No hay que tener miedo a los lugares comunes cuando estos evidencian la fotografía de una realidad. Siempre es recomendable la creatividad; sin embargo, algunos aforismos adquirieron rigor de verdad incuestionable por el cumplimiento a horario de sus asertos. Uno de ellos, probablemente el más repetido de todos, es que la palabra crisis, en japonés, está compuesta por los caracteres peligro y oportunidad. Es esa situación que el diccionario de la Real Academia Española define como difícil, grave, pero, al mismo tiempo, decisiva. No es menos reiterativa la frase que después de esta pandemia del coronavirus el mundo ya no será igual. Y los escépticos, que nunca faltan, aseguran que apenas pase el aislamiento de la población, la normalidad traerá consigo los mismos vicios de siempre. Nosotros, como país, tenemos la ocasión inmejorable de concretar las postergadas transformaciones socioeconómicas y políticas con una sólida base cultural que el pueblo demanda. Empezando por una reforma inteligente y patriótica de la Constitución Nacional. Esa es la oportunidad que nos concede esta crisis y que no podemos desaprovechar.
Nuestra ley fundamental fue pensada sobre las huellas todavía humeantes de una dictadura que duró 35 años. Hoy precisamos con urgencia una Constitución que, sin perder de vista las funciones sociales del Estado –más que nunca habría que reforzarlas–, redefina las atribuciones de algunas instituciones y otras que deberían desaparecer para hacer más dinámica, efectiva y transparente la relación y el mutuo control entre los poderes públicos, y entre esos poderes y la sociedad. En el primer caso, esa relación tiene un carácter extorsivo y manipulador que sirve como puente para canjes y favores políticos. Y entre Estado y sociedad, más que acercamiento, exista una línea demarcatoria que los separe y profundice sus diferencias. Lo que debería ser una relación de recíproco entendimiento, de satisfacción de las demandas ciudadanas y legitimación del poder, se ha convertido en una tensión de constante enfrentamiento.
Dijimos que debe ser una reforma encarada patrióticamente. Los mejores hombres y mujeres de nuestro país, más allá de las filiaciones políticas o inclinaciones gremiales, deben elaborar un anteproyecto que, además, tiene que contar con un amplio respaldo ciudadano para su rápida aprobación en una constituyente también integrada por las más prominentes personalidades intelectuales de todas las ramas del saber.
La revolución devora a sus hijos es otro muy conocido refrán político atribuido a varios líderes de la gesta francesa. Hoy, ajustado al cuadro dramático que estamos viviendo (con efectos expansivos globales), el periódico español El País utilizó una frase con reminiscencias a aquella revolución que sí cambió al mundo: las crisis engullen a sus líderes.
Esa afirmación puede adquirir ropaje axiomático si el Gobierno no empieza a mirar con una visión ampliada los resultados de su gestión.
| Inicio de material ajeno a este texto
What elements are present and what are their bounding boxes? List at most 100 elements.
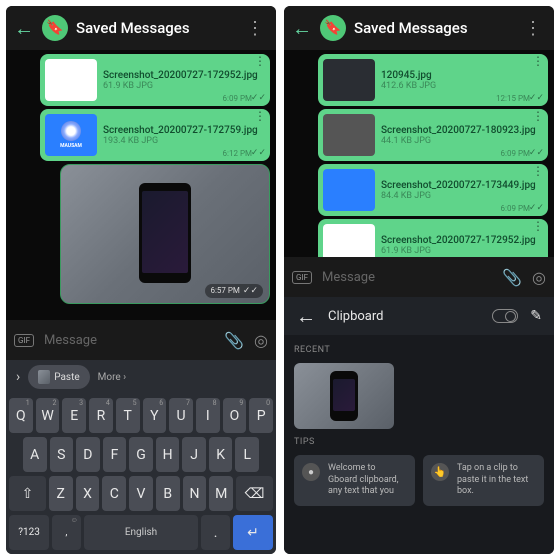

Someter la aprobación del trabajo de un ministro a la simpatía personal o retribuciones políticas dentro y fuera del partido del Presidente, como ha venido ocurriendo antes de esta crisis, ya no será tolerable para una sociedad que maduró aceleradamente en estas últimas semanas, al mismo ritmo que una indignación que no está en condiciones de aceptar el statu quo como respuesta.
Durante esta cuarenta, algunos ministros, criticados puntualmente en el pasado, han demostrado ser domadores de tormentas. Otros solo han confirmado que no son aptos para los cargos que ocupan. El anonimato –igual que a muchos presidentes y directores de entes– los ha devorado, sin creatividad, sin eficiencia y sin propuestas para la crisis.
Si bien es cierto que la gran reforma debe partir de la Constitución, el primer paso tiene que dar el presidente de la República reorganizando su propio gabinete. Esta crisis es su oportunidad. De lo contrario, deberá enfrentar el peligro de ser arrastrado por esa marea incontenible que ya no soporta la improvisación, la corrupción y la falta de resultados.
Debería tener presente el mandatario, hoy más que nunca, que la revolución y las crisis terminan devorando a los líderes.